8) La seconde hypothèse de l'art. 57 let. c LPA, à savoir l’obtention immédiate d'une décision finale permettant d'éviter une procédure probatoire longue et coûteuse en cas d’admission des recours n'est pas davantage réalisée. Elle ne serait en effet pas susceptible d’éviter la procédure d'enquête administrative en cours.

Vu ce qui précède, les recours seront déclarés irrecevables.

Dès lors, la question de l'intérêt actuel à recourir de M. A______ contre la décision du 29 janvier 2014 peut souffrir de rester ouverte.

9) Même s’il n'y conclut pas clairement, le recourant évoque la nullité des décisions pour une violation grave du droit d'être entendu. En tout état de cause, la chambre doit constater d'office s'il y a nullité d'une décision (Thierry TANQUEREL, Manuel de droit administratif, 2011, n. 929 p. 313).

a. Une décision entreprise pour violation du droit d’être entendu n’est en principe pas nulle, mais annulable (Arrêt du Tribunal fédéral 2P.207/2001 du 12 novembre 2001 consid. 5a ; ATA/195/2014 du 1er avril 2014 consid. 5 ; ATA/32/2010 du 11 mai 2010 ; Thierry TANQUEREL, op. cit. n. 916, p. 312).

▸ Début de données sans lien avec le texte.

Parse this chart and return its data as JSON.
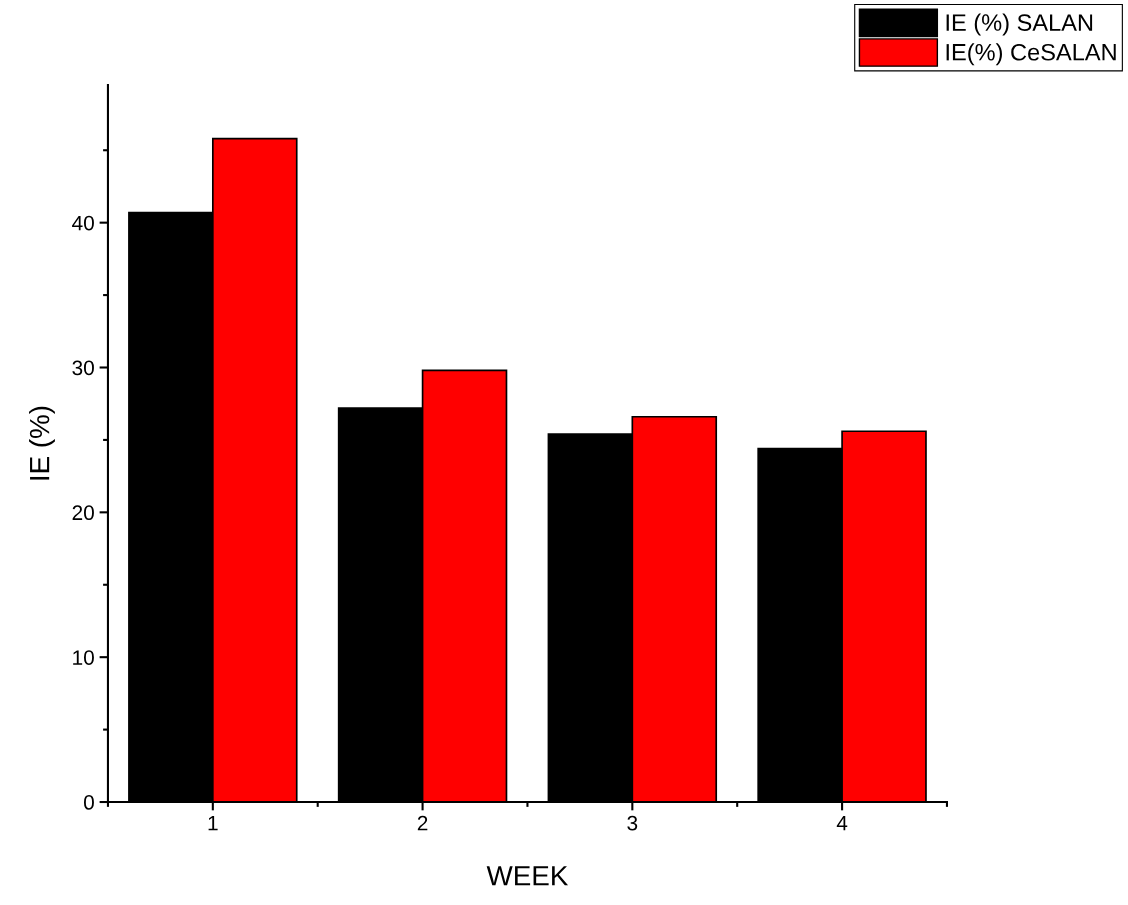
{
  "chart_data": {
    "type": "bar",
    "xlabel": "WEEK",
    "ylabel": "IE (%)",
    "categories": [
      "1",
      "2",
      "3",
      "4"
    ],
    "series": [
      {
        "name": "IE (%) SALAN",
        "color": "#000000",
        "values": [
          40.7,
          27.2,
          25.4,
          24.4
        ]
      },
      {
        "name": "IE(%) CeSALAN",
        "color": "#ff0000",
        "values": [
          45.8,
          29.8,
          26.6,
          25.6
        ]
      }
    ],
    "ylim": [
      0,
      49.5
    ],
    "yticks": [
      0,
      10,
      20,
      30,
      40
    ],
    "grid": false,
    "legend": "top right"
  }
}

Selon la jurisprudence fondée sur l'art. 29 al. 2 de la Constitution fédérale de la Confédération suisse du 18 avril 1999 (Cst. - RS 101), le droit d’être entendu comprend pour l’intéressé celui d’offrir des preuves pertinentes, de prendre connaissance du dossier, d’obtenir qu’il soit donné suite à ses offres de preuves pertinentes, de participer à l’administration des preuves essentielles ou à tout le moins de s’exprimer sur son résultat, lorsque cela est de nature à influer sur la décision à rendre (ATF 132 II 485 consid. 3.2 ; 127 I 54 consid. 2b ; 127 III 576 consid. 2c ; Arrêt du Tribunal fédéral 1C_424/2009 du 6 septembre 2010 consid. 2).

L'art. 29 al. 2 Cst. n'a, dans le cadre d'une procédure concernant des mesures provisoires, pas la même portée que s'agissant de la procédure au fond (ATF 139 I 189 consid. 3.3 ; Arrêt du Tribunal fédéral 2C_631/2010 du 8 septembre 2010 consid. 3.2 ; 2P.103/2006 du 29 mai 2006 consid. 3.1).

b. La réparation d’un vice de procédure en instance de recours et, notamment, du droit d’être entendu, est possible lorsque l’autorité dispose du même pouvoir d’examen que l’autorité inférieure (ATA/735/2013 du 5 novembre 2013 consid. 6 ; Pierre MOOR, Droit administratif, Les actes administratifs et leur contrôle, vol. 2, 2ème éd., Berne 2002, ch. 2.2.7.4 p. 283). En outre, la possibilité de recourir doit être propre à effacer les conséquences de cette violation. Autrement dit, la partie lésée doit avoir le loisir de faire valoir ses arguments en cours de procédure contentieuse aussi efficacement qu’elle aurait dû pouvoir le faire avant le prononcé de la décision litigieuse (ATA/735/2013 consid. 6).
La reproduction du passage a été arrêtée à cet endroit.